Ses collaborateurs seraient naturellement en situation périlleuse s’ils essayaient de résister. Il n’y avait aucun moyen pour eux de résister à la pression qu’exerçait le Roi Clayde.
Celui-ci regarda Linley et les autres. Riant, il dit,
– La disparition de mon frère puîné est quelque chose que je me dois d’enquêter. Mais ce qui m’a surpris, c’est que j’ai fini par découvrir quelques petites choses. Lodi, en particulier, a révélé de nombreux secrets.
Linley ne put s’empêcher de regarder celui-ci.
– Lodi, dit leur. Clayde lui sourit.
À ce moment, Clayde était extrêmement satisfait. La mort d’un frère n’était absolument pas importante, aux yeux de Clayde.
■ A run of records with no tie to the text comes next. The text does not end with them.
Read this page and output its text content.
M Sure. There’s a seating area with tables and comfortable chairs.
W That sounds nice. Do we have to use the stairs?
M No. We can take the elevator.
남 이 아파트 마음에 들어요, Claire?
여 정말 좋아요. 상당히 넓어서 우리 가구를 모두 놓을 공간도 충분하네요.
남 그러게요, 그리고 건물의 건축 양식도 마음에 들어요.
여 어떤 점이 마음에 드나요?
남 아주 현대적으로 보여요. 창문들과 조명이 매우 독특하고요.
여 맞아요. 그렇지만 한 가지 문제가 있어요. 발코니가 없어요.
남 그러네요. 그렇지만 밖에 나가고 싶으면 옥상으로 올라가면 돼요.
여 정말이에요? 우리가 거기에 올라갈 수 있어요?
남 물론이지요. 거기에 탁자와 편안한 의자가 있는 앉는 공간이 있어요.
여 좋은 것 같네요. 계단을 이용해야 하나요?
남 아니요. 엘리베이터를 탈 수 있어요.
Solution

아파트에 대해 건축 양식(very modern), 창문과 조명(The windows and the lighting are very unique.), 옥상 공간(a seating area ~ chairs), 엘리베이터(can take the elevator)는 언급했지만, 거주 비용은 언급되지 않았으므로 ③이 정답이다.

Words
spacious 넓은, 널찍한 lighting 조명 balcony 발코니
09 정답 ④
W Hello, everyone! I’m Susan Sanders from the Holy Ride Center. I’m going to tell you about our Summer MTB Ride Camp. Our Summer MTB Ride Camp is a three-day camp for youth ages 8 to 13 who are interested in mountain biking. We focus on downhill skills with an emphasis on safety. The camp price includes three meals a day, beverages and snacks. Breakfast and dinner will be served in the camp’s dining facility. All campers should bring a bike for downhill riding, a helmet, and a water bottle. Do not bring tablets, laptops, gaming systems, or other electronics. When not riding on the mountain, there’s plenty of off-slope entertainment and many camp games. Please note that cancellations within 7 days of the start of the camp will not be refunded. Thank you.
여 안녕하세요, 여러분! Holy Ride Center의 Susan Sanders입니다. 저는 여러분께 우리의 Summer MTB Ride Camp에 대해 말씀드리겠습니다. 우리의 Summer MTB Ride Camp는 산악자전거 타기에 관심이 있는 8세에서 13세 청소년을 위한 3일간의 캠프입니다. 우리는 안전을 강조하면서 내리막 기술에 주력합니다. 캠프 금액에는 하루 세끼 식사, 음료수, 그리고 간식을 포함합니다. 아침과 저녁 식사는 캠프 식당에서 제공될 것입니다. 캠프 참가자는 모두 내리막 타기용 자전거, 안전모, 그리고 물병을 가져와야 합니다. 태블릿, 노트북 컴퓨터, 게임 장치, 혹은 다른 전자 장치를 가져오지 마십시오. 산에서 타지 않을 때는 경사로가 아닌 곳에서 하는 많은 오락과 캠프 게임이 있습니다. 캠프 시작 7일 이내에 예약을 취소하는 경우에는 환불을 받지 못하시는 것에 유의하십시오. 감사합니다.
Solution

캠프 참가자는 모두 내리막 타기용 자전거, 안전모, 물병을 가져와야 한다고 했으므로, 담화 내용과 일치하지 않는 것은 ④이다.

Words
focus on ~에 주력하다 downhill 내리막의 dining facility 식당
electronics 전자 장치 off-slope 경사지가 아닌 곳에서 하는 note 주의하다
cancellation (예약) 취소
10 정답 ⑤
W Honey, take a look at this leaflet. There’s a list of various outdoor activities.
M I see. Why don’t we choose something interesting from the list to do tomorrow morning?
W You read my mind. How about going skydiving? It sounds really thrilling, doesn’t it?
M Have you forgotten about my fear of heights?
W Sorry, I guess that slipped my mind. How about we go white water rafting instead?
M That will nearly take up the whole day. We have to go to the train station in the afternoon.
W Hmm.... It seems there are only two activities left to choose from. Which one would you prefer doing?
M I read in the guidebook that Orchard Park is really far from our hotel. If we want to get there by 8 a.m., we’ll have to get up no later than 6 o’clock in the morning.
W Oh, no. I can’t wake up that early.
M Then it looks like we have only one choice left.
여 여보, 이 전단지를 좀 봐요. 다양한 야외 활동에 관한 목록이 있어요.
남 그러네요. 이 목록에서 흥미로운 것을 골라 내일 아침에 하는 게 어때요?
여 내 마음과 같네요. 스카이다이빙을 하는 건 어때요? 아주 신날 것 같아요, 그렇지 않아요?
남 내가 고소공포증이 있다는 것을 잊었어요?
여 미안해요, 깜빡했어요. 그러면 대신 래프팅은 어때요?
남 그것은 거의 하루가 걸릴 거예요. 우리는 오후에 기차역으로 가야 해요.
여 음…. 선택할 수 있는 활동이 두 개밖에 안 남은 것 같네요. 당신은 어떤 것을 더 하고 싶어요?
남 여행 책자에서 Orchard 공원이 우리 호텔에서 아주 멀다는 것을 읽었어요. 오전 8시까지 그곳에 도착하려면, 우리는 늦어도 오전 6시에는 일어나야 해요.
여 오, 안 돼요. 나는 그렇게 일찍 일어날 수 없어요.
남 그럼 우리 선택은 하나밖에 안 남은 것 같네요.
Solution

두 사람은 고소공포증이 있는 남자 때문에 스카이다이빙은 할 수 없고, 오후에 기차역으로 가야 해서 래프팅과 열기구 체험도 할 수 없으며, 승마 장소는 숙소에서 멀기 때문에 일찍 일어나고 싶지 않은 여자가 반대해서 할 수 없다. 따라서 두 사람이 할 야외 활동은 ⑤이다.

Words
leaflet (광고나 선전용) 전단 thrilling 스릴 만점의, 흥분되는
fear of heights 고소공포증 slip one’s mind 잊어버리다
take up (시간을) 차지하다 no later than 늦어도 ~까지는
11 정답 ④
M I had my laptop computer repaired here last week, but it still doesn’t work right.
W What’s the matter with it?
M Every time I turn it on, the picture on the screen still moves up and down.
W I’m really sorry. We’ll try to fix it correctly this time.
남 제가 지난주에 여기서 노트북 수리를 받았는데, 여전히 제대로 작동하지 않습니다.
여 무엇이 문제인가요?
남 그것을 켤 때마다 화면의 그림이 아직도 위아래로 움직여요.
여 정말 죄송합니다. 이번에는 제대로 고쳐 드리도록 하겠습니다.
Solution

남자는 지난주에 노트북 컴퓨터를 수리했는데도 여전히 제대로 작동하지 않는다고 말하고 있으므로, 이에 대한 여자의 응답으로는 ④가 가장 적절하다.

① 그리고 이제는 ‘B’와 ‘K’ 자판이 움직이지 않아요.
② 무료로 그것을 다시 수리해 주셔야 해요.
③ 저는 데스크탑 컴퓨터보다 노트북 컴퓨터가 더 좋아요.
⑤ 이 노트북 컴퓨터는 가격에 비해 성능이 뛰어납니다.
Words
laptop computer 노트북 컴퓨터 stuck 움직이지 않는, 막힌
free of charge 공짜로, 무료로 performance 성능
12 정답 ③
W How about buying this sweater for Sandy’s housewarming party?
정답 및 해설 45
Plus important… tous les pouvoirs du royaume résidaient de nouveau dans ses mains.
Lodi dit respectueusement,
– Votre Majesté, ce jour-là, lorsque le Duc Patterson s’est rendu à la cérémonie de fiançailles du clan Debs, la raison pour laquelle il avait besoin de rencontrer cette mystérieuse personne était dans le but d’obtenir une relation avec le Conglomérat Dawson. Ainsi… la personne qu’il a dû aller voir devait absolument avoir une quelconque relation avec le Conglomérat Dawson.
– Le Conglomérat Dawson ?
Linley sentit son cœur trembler violemment.
– Est-ce que tout le monde veut savoir pourquoi mon frère voulait obtenir l’aide du Conglomérat Dawson ? Clayde s’esclaffa en regardant les personnes présentes. Continue, Lodi.
– Oui, durant ces dernières années, le Duc Patterson a trahi son pays de nombreuses fois pour son propre profit et pour ses propres intérêts. Les derniers mois tout particulièrement, il a commencé un programme de grande envergure de contrebande d’eau de jade avec le clan Debs. Dans toute l’histoire de notre royaume, c’est le plus grand programme de contrebande d’eau de jade qui n’ait jamais existé. Lodi avait clairement été totalement intimidé par Clayde, et était maintenant prêt à révéler tout ce qu’on lui demandait.
*Paf !*
Le chef du clan Debs, Bernard s’agenouilla immédiatement, ses genoux s’écrasant au sol. Il s’exclama immédiatement,
– Votre Majesté, je suis victime d’un coup monté ! Notre clan Debs a toujours agi de manière ouverte et correcte. Nous n’avons jamais agi de manière contraire aux meilleurs intérêts du royaume. Notre clan Debs est victime d’un coup monté !
– Un coup monté ? Clayde jeta un regard froid à Bernard.
– Amenez les frères Lanseer !
En entendant les mots « frères Lanseer », le visage de Bernard, le chef du clan Debs, se vida de tout son sang.